FOM: Categorical and Zermelo-style set theories

Colin Mclarty cxm7 at po.cwru.edu
Tue Feb 10 12:22:07 EST 1998


    
Reply to message from kanovei at wminf2.math.uni-wuppertal.de of Tue, 10 Feb

Kanovei wrote of the "challenge axioms" for a topos suited to
classical analysis:    


    >To accomplish the picture, could a short formal 
    >declaration be attached, to explain the assumed 
    >role and importance of the proposed system for 
    >f.o.m ? 
    >
    >For instance the SET declaration would be that 
    >--------
    >set theory adequately presents all legitimate 
    >mathematical objects as sets, supports all known 
    >correct ways of mathematical reasoning, and 
    >converts all known mathematical theorems to 
    >theorems about sets (or: theorems of ZFC).
    >---------
    
    	This will do for my axioms as well, with one change: Where 
Kanovei says "theorems of ZFC" we will say "theorems of the 
elementary theory of the category of sets". (And again, I want
to be clear that when we talk about "my" axioms we mean only the
particular first order expression I posted.
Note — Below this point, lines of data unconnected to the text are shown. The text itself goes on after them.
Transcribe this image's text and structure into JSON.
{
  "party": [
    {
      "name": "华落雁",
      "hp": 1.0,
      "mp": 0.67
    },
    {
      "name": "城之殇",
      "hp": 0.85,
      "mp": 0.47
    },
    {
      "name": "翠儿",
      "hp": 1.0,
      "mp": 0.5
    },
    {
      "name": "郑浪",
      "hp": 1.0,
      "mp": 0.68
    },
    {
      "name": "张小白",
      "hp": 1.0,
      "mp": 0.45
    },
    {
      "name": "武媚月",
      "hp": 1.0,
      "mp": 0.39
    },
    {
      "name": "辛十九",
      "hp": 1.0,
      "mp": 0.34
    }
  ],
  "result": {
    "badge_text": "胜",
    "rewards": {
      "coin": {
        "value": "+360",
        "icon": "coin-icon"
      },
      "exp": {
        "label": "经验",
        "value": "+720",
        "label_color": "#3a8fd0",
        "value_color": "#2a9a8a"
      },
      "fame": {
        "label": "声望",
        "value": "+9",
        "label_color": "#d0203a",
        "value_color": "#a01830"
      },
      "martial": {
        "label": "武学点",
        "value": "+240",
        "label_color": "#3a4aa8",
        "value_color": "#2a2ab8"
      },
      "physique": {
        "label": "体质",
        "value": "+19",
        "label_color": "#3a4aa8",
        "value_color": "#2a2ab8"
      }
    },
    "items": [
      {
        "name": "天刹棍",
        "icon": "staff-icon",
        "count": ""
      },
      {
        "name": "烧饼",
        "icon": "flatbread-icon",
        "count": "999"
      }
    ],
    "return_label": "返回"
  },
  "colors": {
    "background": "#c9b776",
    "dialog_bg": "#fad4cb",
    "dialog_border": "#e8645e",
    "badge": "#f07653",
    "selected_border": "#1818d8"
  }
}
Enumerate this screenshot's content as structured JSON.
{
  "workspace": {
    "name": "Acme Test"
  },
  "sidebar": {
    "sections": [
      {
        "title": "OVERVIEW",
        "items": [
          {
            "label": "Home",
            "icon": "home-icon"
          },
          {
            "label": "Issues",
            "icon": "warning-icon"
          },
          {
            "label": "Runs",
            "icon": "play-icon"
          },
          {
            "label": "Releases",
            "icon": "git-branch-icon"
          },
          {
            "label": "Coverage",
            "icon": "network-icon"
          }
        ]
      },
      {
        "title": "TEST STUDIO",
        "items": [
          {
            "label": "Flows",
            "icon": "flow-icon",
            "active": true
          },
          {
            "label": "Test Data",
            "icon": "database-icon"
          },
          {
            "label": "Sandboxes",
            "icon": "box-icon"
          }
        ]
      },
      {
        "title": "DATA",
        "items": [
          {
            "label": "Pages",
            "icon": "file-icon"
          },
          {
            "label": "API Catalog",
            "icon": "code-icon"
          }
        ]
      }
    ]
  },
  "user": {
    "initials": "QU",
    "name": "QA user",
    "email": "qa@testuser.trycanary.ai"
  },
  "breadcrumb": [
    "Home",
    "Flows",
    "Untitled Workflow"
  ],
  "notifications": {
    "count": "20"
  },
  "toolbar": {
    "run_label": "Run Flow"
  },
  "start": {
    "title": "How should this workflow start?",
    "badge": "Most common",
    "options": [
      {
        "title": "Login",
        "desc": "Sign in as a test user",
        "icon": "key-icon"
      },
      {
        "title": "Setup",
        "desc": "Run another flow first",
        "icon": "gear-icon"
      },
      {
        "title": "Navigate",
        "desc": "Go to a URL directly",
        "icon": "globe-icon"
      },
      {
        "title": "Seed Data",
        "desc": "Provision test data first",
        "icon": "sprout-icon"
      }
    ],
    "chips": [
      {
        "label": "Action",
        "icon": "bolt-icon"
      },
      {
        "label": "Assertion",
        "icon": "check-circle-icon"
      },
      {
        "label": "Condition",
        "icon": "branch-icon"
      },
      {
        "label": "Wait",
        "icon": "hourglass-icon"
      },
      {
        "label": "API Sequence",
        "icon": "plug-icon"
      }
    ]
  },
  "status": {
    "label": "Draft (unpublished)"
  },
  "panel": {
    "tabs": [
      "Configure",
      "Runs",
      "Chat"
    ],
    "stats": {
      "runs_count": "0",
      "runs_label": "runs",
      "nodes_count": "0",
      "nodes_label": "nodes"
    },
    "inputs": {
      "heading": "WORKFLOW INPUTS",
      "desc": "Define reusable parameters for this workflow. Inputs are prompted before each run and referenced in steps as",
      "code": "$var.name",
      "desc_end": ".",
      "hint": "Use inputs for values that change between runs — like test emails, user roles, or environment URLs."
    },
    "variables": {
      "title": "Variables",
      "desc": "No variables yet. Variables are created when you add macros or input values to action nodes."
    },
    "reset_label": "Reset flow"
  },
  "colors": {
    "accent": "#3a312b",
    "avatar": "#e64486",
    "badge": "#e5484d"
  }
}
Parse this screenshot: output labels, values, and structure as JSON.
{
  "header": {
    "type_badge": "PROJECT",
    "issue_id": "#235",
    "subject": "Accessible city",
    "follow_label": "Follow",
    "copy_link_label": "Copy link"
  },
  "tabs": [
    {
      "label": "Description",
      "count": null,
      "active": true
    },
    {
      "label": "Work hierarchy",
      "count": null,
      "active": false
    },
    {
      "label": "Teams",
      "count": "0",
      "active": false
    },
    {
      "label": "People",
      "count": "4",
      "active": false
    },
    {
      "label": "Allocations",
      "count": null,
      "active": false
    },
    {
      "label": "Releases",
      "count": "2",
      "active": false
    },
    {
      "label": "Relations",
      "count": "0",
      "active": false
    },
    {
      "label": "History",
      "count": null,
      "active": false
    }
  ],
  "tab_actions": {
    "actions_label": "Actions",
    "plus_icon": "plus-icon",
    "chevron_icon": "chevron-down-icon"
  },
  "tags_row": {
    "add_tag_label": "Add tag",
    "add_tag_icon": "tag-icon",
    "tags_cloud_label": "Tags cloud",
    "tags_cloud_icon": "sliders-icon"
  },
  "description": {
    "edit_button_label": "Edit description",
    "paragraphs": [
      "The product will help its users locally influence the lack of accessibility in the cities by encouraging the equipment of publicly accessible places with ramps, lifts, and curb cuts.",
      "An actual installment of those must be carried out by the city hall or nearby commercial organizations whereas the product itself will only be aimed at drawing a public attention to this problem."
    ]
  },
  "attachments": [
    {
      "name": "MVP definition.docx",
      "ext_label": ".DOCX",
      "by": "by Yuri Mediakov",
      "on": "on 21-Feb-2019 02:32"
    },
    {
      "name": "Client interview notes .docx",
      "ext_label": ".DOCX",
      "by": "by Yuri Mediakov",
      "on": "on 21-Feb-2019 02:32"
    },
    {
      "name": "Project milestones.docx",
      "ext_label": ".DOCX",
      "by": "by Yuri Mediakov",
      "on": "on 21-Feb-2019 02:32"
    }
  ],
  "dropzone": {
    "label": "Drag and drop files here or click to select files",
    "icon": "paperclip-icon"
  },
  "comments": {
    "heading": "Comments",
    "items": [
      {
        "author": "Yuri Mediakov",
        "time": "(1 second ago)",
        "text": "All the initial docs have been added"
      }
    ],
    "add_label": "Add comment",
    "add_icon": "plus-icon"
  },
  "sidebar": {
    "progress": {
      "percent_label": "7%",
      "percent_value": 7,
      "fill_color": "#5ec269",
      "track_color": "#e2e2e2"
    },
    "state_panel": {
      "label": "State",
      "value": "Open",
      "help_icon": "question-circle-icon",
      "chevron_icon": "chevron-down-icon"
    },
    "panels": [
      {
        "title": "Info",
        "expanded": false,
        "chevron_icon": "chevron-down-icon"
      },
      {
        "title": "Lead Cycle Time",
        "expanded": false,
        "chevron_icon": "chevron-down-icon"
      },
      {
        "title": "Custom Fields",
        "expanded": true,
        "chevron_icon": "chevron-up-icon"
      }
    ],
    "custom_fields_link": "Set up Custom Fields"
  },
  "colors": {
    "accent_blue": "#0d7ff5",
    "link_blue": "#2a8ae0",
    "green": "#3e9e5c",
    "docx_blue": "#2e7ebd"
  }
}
The axioms are
due to Lawvere and Tierney.)
    
    	Of course Kanovei's claim about "all legitimate
mathematical objects" needs some restriction and so does mine. 
ZFC does not give measurable cardinals, and so on. My axioms
are weaker than ZFC, strong enough for classical analysis. 
    
    	As I've mentioned before, there is a naive translation
between Zermelo-style set theory and categorical set theory:
Given any statement in categorical set theory, you get a statement
of Zermelo-style set theory simply by regarding the arrows as 
functions. 
    
    	Translating the other way is marginally harder, since the
sets of categorical set theory are more abstract than Zermelo's.
In short: a set in Zermelo-style theory has a membership tree,
which is set-membership construed as a relation on the transitive
closure of the set. Mostowski gave an order-theoretic description
of the relational isomorphism types which occur in this way.
Mostowski's description can be given in categorical set theory:
so every statement in Zermelo-style set theory can be rendered as 
a statement about Mostowski trees in categorical set theory.
    
    	Given strong enough axioms to support the theory of
Mostowski trees (which is not much), these translations exactly
preserve and reflect consistency. You can say exactly the same
things in either kind of set theory.     
    
    >(An optional 
    >part of this would be to explain why it is better 
    >than the set theoretic foundations.)
    
    	By "set theoretic foundations" Kanovei means Zermelo-style
set theory. The advantages I and others claim for categorical
set theory are familiar by now but here is a brief rehearsal. If
someone claims that one (or more) of these is not advantageous,
I'm not going to argue--I'll leave that to the "test of everyday
life":
    
1) Categorical set theory draws more on concepts needed in the
rest of math: finite limits, cartesian closedness et c. Zermelo-
style set theory rests on transfinitely iterated membership, 
ordinal induction, and others which are not much used in the 
rest of math. 

2) The sets of categorical set theory have exactly the structure
that is preserved by functions. In categorical set theory and 
Zermelo-style alike, functions preserve nothing but existence
and equality of elements: Given f:A-->B, for each element x of
A there exists a value fx in B, and if x=y in A then fx=fy in B.
In Zermelo-style set theories every element of a set has 
elements of its own et c. distinguishing it from every other set,
and a function f preserves nothing about that. In categorical
set theory, elements have no properties but existence and equality.

3) The categorical set theory axioms have many convenient fragments
(notably, the category axioms, finite limit axioms, topos axioms) 
of independent interest. And these axioms have a nice logical form
(which Peter Aczel has earlier discussed on fom).